The series MacGyver sometimes brings to mind the work of artist Zoro Feigl. In his practice, experimenting with everyday materials also takes center stage. He looks at things for what they could become, rather than what they were made for. His work radiates a sense of openness while being ingeniously constructed at the same time.
In the basement of Villa, you’ll find Phosphenes by Zoro Feigl. The title refers to the tiny spots of light you see when you close your eyes after looking into a light source. At the center of the room stands a circular sculpture filled with shimmering fabric and small mirrors, a piece of cloth that wouldn’t look out of place in a carnival shop. The fabric moves through a mechanism inside the sculpture. Light shining on this moving, sparkling fabric projects something like a starry sky onto the basement ceiling. Bright dots dance across the space, taking over the room.
In his work, Zoro Feigl captures natural phenomena and everyday occurrences in installations. He draws inspiration from, for example, the movement of a flock of starlings, the patterns of ripples in sand, or the light spots that dance on your retina after looking at a bright light. These are processes beyond our control. No matter how much we think we can master nature, no one can dictate how a flock of birds moves through the air. Zoro tries to capture that elusive movement and make it visible in his installations. For a moment, he gains control over the uncontrollable. But once his work literally starts moving, it escapes him again: the shiny sequins take their own path. His installations seem to develop a will of their own.
Watching
Watching Phosphenes, you know what’s going on. The fabric sways. The tiny mirrors scatter light across the ceiling.
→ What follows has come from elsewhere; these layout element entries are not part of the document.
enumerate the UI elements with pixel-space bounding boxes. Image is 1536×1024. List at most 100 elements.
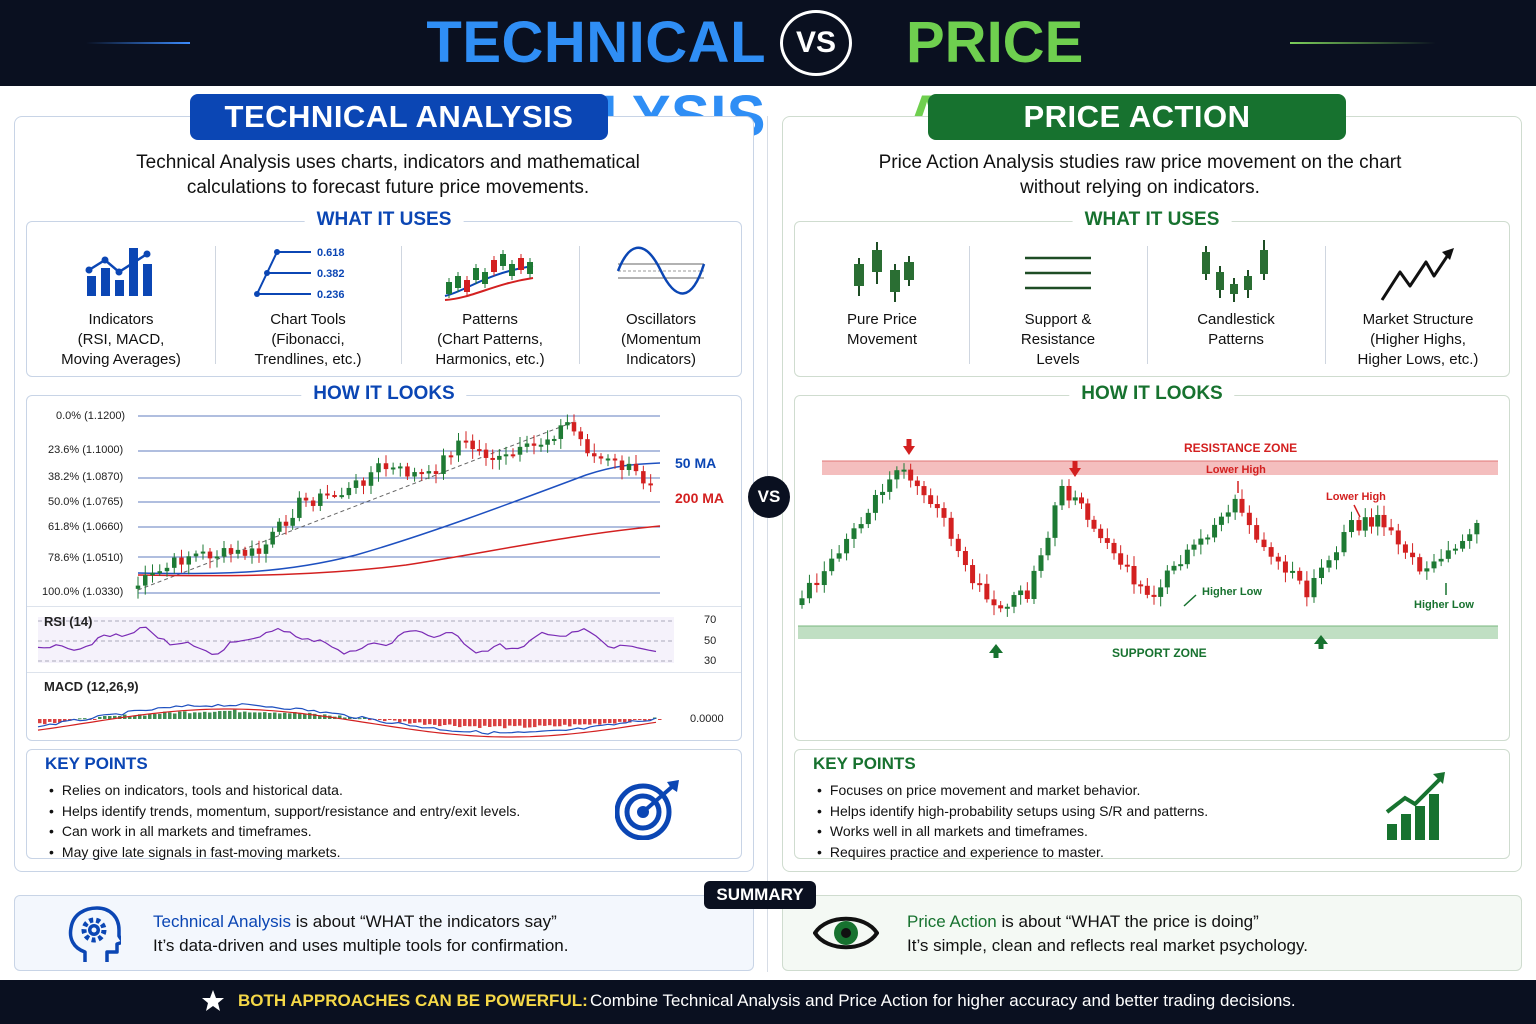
candle-body [948, 517, 954, 539]
footer-strong-text: BOTH APPROACHES CAN BE POWERFUL: [238, 991, 588, 1010]
macd-histogram-bar [453, 719, 457, 726]
candle-body [598, 456, 604, 459]
candle-body [470, 440, 475, 450]
candle-body [887, 479, 893, 492]
candle-body [998, 605, 1004, 609]
header-vs-badge: VS [780, 10, 852, 76]
candle-body [633, 463, 639, 472]
pa-use-pure-price: Pure Price Movement [795, 222, 969, 378]
macd-histogram-bar [103, 716, 107, 719]
candle-body [941, 508, 947, 518]
candle-body [477, 449, 482, 452]
candles-icon [847, 240, 917, 309]
candle-body [901, 469, 907, 472]
macd-histogram-bar [253, 712, 257, 719]
macd-signal-line [37, 708, 657, 738]
pa-how-it-looks-title: HOW IT LOOKS [1069, 383, 1235, 405]
rsi-level: 70 [704, 614, 717, 626]
macd-histogram-bar [438, 719, 442, 727]
candle-body [235, 549, 241, 554]
macd-histogram-bar [188, 713, 192, 719]
list-item: Helps identify trends, momentum, support… [49, 801, 520, 822]
pa-key-points-box: KEY POINTS Focuses on price movement and… [794, 749, 1510, 862]
candle-body [186, 556, 191, 565]
candle-body [441, 455, 446, 474]
macd-histogram-bar [143, 715, 147, 719]
summary-left-rest: is about “WHAT the indicators say” [290, 912, 557, 931]
list-item: Helps identify high-probability setups u… [817, 801, 1208, 822]
candle-body [1066, 485, 1072, 501]
candle-body [908, 469, 914, 481]
candle-body [228, 548, 234, 554]
candle-body [1341, 532, 1347, 553]
candle-body [1381, 514, 1387, 528]
ma-200-line [137, 525, 661, 577]
candle-body [1085, 503, 1091, 520]
growth-chart-icon [1383, 772, 1449, 847]
rsi-line [37, 626, 657, 656]
macd-histogram-bar [538, 719, 542, 726]
center-divider [767, 116, 768, 972]
candle-body [1232, 498, 1238, 513]
macd-histogram-bar [533, 719, 537, 728]
icon-line-red [444, 277, 534, 301]
zigzag-arrow-icon [1380, 246, 1456, 307]
candle-body [503, 454, 509, 457]
macd-histogram-bar [358, 718, 362, 720]
summary-technical-analysis: Technical Analysis is about “WHAT the in… [14, 895, 754, 971]
macd-histogram-bar [433, 719, 437, 725]
resistance-zone-band [822, 461, 1498, 475]
down-arrow-icon [1072, 461, 1078, 469]
summary-right-rest: is about “WHAT the price is doing” [996, 912, 1259, 931]
candle-body [558, 425, 564, 439]
candle-body [1282, 561, 1288, 573]
candle-body [1395, 530, 1401, 545]
candle-body [1178, 564, 1184, 567]
macd-histogram-bar [588, 719, 592, 725]
candle-body [193, 553, 199, 557]
candle-body [821, 571, 827, 586]
macd-histogram-bar [388, 719, 392, 720]
candle-body [880, 491, 886, 496]
candle-body [1131, 566, 1137, 585]
macd-histogram-bar [43, 719, 47, 725]
up-arrow-icon [1318, 643, 1324, 649]
candle-body [448, 455, 454, 458]
candle-body [1452, 548, 1458, 551]
candle-body [921, 486, 927, 496]
oscillator-wave-icon [616, 244, 706, 305]
macd-histogram-bar [343, 717, 347, 719]
candle-body [1198, 538, 1204, 545]
eye-icon [812, 912, 880, 959]
pa-key-points-list: Focuses on price movement and market beh… [817, 780, 1208, 862]
candle-body [256, 548, 262, 554]
macd-histogram-bar [263, 712, 267, 719]
price-action-intro: Price Action Analysis studies raw price … [800, 150, 1480, 200]
macd-histogram-bar [238, 712, 242, 719]
rsi-band [38, 617, 674, 663]
candle-body [1045, 537, 1051, 556]
macd-histogram-bar [583, 719, 587, 725]
macd-histogram-bar [613, 719, 617, 724]
macd-histogram-bar [593, 719, 597, 724]
icon-candle-body [500, 254, 506, 266]
separator [27, 606, 741, 607]
candle-body [290, 517, 295, 526]
pa-use-label: Market Structure (Higher Highs, Higher Low… [1357, 311, 1479, 368]
macd-histogram-bar [503, 719, 507, 729]
candle-body [1138, 584, 1144, 587]
summary-title: SUMMARY [704, 881, 816, 909]
rsi-level: 50 [704, 635, 717, 647]
candle-body [1438, 558, 1444, 562]
candle-body [1072, 497, 1078, 501]
candle-body [872, 495, 878, 513]
macd-histogram-bar [38, 719, 42, 724]
pa-what-it-uses-box: WHAT IT USES Pure Price Movement Support … [794, 209, 1510, 378]
macd-histogram-bar [158, 713, 162, 719]
candle-body [1254, 525, 1260, 540]
macd-histogram-bar [413, 719, 417, 723]
macd-histogram-bar [568, 719, 572, 727]
header-deco-line-left [86, 42, 190, 44]
macd-histogram-bar [308, 712, 312, 719]
candle-body [1052, 505, 1058, 538]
Yet something about it pulls you in. You can’t quite look away. Watching is important in Zoro’s work. He wants his works to be understood through the eyes and the body. “Watching is enough. I feel that a lot of art comes with a lot of talking, but a good work doesn’t need much explanation. Of course, a theory or text can add something, but an artwork should stand on its own even if the viewer hasn’t read the book.””[1]
Practical Beginnings
Zoro often starts his work from something practical and factual. “Many of my works are banal things that I enlarge and then try to make my own.” [2] For example, how liquid flows somewhere due to gravity. From this starting point, he created several rotating paintings with liquid paint. They are hanging conveyor belts on the wall, where paint-like liquid drips and is continuously rotated again. A moving painting where the paint never sets or stays in the same place. He then plays with the idea of infinity. His artworks have no end or narrative and only stop when he pulls the plug. And yet they are also about time—time that seems absent, but keeps ticking.
Air and Water
On the first floor of Villa, another work by Zoro hangs in front of the window, Fluid Fingers. The sculpture begins with something simple: the movement of air and liquid. It’s a subtle, rectangular piece made of two thin plates of tempered, reinforced glass, pressed tightly together with a viscous fluid in between. As the plates shift against each other, the air moves too, shaping the liquid into ever-changing forms. Light from the window filters through, turning the piece into something almost meditative. You understand what’s happening, yet you keep watching. This work needs little explanation because it comes directly from the world. And at the same time, the question arises: how does it work? “It’s remarkable that people ask, because when they see a waterfall, no one wonders how it works.”
Which everyday observations does Zoro find relevant to enlarge? What does he pay attention to? For him, a situation must be exciting. He first asks himself the ‘why’ question. “Why does water fall in a waterfall? There is a difference between asking how things work and asking why. Of course, you can explain that we know gravity, and therefore water falls in a waterfall. But if you think about what gravity really is, you don’t really know why it works that way. And that’s what I’m constantly trying to find out. The ultimate question within such an observation is more about why than just how.”[3]
Although Zoro wants to find a solution for every observation he makes, he doesn’t fully align with MacGyver and the idea of invention. He is more of an observer. Zoro sees something, takes it from the world, and, in a way, places it on a pedestal.